Lean Protein Diet


When you're interested in building muscle mass while also losing body fat, you'll want to master a lean protein diet. A lean protein diet will focus on providing as much protein as possible while also cutting down on calories as much as possible. Achieving the two opposing goals of muscle gaining and fat loss can be difficult, but a lean protein diet can lead you to success.

Overall Dietary Guidelines

Building muscle and losing fat are opposing goals. This is because, generally speaking, when you want to build muscle, you need to eat more calories than normal, and when you want to lose fat, you have to eat fewer calories than you normally would. However, careful manipulation of your diet and overall nutritional intake will allow you to succeed in both of these realms.

On days that you are working out, you should keep your caloric intake even with your normal diet.

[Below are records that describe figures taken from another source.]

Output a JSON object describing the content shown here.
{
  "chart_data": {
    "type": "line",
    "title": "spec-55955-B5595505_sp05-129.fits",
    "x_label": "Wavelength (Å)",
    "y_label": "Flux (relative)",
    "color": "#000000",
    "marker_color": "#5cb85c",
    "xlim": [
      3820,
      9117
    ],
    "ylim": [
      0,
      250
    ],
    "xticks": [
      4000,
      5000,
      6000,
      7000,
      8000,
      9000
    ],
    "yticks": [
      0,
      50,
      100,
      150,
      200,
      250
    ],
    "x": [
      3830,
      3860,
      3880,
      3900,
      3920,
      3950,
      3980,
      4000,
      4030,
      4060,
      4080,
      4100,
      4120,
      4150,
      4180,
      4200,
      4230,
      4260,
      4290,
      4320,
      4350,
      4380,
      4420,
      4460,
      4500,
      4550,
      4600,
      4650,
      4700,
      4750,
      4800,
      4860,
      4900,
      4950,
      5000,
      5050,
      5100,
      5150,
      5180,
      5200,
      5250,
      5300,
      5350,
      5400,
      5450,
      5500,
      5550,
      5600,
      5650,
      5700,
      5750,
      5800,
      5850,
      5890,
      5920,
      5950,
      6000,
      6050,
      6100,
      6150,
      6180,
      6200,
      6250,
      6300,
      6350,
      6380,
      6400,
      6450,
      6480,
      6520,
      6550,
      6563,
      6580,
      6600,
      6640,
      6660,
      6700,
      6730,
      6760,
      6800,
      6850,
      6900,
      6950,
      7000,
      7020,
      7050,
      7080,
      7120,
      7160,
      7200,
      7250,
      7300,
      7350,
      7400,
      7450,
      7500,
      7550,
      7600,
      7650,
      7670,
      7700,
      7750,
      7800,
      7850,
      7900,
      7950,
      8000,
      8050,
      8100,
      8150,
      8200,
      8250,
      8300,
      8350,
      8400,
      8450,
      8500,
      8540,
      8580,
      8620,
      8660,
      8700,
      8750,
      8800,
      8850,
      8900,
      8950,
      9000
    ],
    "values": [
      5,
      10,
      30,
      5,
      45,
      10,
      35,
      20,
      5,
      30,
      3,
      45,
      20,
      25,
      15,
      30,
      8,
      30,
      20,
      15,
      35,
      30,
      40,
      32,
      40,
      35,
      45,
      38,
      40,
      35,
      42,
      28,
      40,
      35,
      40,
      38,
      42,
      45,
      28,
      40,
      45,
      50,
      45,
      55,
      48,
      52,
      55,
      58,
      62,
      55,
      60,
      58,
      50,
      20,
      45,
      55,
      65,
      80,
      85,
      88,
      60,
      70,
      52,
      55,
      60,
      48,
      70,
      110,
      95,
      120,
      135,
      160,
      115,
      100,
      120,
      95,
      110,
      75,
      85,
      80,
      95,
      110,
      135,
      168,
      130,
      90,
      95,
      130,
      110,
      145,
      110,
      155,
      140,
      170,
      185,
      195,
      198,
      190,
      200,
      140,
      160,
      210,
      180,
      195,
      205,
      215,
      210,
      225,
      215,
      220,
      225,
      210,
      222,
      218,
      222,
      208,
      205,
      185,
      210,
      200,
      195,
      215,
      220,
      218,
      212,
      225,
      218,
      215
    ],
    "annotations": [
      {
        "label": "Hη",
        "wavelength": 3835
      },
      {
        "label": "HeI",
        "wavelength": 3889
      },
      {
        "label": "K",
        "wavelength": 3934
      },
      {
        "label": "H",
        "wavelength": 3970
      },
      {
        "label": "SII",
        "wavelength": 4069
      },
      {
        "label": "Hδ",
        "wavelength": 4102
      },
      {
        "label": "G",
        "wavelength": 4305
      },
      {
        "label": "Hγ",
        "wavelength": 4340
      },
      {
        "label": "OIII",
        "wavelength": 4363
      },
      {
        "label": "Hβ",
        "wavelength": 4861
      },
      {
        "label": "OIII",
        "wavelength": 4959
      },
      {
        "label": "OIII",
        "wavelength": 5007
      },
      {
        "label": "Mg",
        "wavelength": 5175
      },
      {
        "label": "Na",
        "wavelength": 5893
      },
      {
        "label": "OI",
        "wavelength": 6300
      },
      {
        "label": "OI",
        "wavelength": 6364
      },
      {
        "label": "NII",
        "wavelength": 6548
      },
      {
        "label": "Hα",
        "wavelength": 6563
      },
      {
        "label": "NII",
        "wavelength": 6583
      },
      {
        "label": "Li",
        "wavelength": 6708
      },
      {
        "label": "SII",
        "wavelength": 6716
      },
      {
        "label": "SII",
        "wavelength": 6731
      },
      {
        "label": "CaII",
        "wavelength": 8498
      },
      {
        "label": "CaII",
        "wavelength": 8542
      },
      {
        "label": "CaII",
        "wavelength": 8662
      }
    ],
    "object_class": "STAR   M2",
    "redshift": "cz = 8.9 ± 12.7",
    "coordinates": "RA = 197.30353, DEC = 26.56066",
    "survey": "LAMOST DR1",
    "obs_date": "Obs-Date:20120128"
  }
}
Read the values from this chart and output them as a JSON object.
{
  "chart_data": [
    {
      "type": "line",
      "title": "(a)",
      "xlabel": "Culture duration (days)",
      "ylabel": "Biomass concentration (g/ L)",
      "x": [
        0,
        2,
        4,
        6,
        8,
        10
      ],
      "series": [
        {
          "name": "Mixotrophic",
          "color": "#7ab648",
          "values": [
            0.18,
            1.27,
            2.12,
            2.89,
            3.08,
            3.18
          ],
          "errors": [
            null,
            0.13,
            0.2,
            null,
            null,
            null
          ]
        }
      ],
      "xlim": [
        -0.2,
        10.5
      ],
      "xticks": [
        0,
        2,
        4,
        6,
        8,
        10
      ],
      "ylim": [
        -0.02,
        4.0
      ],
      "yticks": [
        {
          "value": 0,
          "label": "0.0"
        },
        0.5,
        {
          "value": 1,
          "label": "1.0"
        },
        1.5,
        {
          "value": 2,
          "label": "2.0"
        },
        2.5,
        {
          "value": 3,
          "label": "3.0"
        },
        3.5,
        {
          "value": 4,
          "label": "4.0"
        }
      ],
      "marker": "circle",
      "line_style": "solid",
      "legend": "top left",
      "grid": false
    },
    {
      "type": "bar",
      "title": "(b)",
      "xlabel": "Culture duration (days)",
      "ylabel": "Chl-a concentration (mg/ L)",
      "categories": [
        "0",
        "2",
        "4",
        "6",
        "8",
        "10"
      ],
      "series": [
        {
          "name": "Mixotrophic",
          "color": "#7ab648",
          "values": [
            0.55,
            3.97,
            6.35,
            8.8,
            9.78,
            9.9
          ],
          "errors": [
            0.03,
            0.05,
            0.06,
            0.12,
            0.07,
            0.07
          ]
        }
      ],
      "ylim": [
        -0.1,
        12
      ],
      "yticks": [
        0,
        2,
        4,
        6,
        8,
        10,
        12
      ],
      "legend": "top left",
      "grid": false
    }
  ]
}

Conversely, on days that you don't work out, you should cut down your calorie load by between 10 percent and 20 percent. The combined effects will be that you'll maintain your energy level when you need it while also working toward shedding excess pounds when you can.

Because you won't be decreasing your total caloric intake that greatly–and on some days you'll be keeping it even–you'll need to maximize what you eat. One way to do this is by breaking your meals down into smaller portions. The multiple smaller portions will keep your metabolism churning at a high pace while also preventing you from overeating because of hunger. Another way to do this is to replace all of your grains–rice, bread and cereals–with whole grains, which provide more nutrients, including protein and vitamins, as opposed to the empty caloric loads of white grains.

Sources of Lean Protein

As a general guideline, you should be eating at least one gram of protein for every pound of your ideal body weight. This is where all of the various sources of lean protein come into play. The best sources of lean protein include chicken, turkey and fish. In addition, eggs, beans and soy are all lean sources of protein.

To help meet your protein requirements while keeping your caloric intake in check, you might want to supplement your diet with protein drinks, bars or supplements. Don't be afraid to work in other protein sources, such as dairy products and red meat. Just limit your portions and make smart decisions. For example, opt for skim or 1 percent milk, and buy your ground meat with a high 80 percent to 90 percent lean ratio.